Our group was responsible for the visualisation of the Detention framework – The use of detention in law and practice, which consists of four parts, namely:
a. Laws enabling the use of detention
b. Policies enabling the use of detention
c. Who can be detained – laws & policies
d. Who is detained in practice
After analysing and formatting the dataset, we focussed on presenting the countries’ regulations and the imbalanced execution or implementation of these.
The circular diagram highlights the comparison of detention practices with national laws and policies for each 20 countries of the Pacific-Asia region.
Each circular diagram represents a country, which are formed by colours that classify the type of migrant, such as refugees, children, irregular migrants, etc. The change in scale between the left and the right side represents the imbalance of the countries’ detention frameworks.
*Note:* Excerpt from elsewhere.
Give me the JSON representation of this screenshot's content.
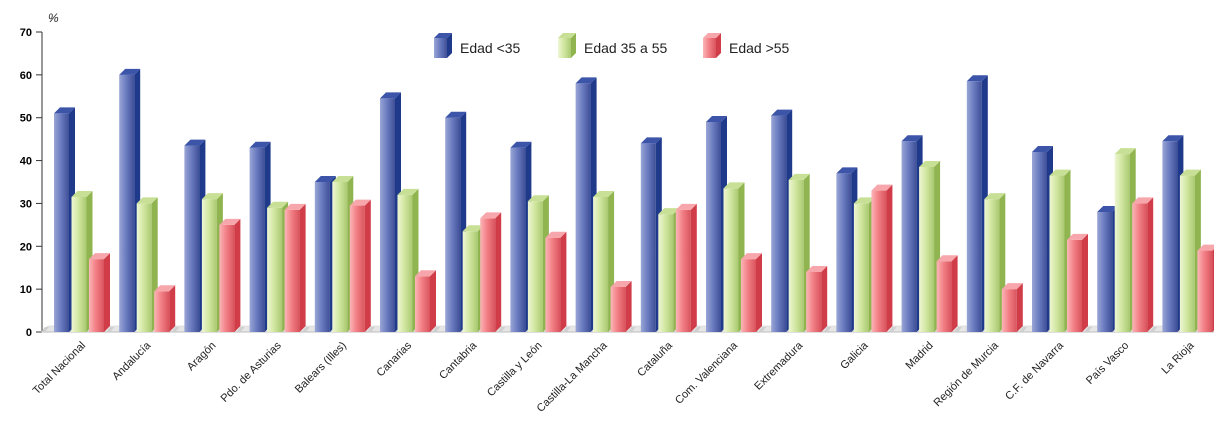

The left half or the circular diagram shows the categories of people who can be detained according to the country’s laws and policies, while the right half shows the categories of people who are detained according to the country’s practices.
The detention state is illustrated by lines: a solid line identifies detention while the dashed line establishes that there is no detention by the country. In some cases there is missing information due to the lack of availability of data and it is represented with a dotted line.
The posters display information of four countries’ information as an example: Thailand, Bangladesh, Philippines, and Turkey.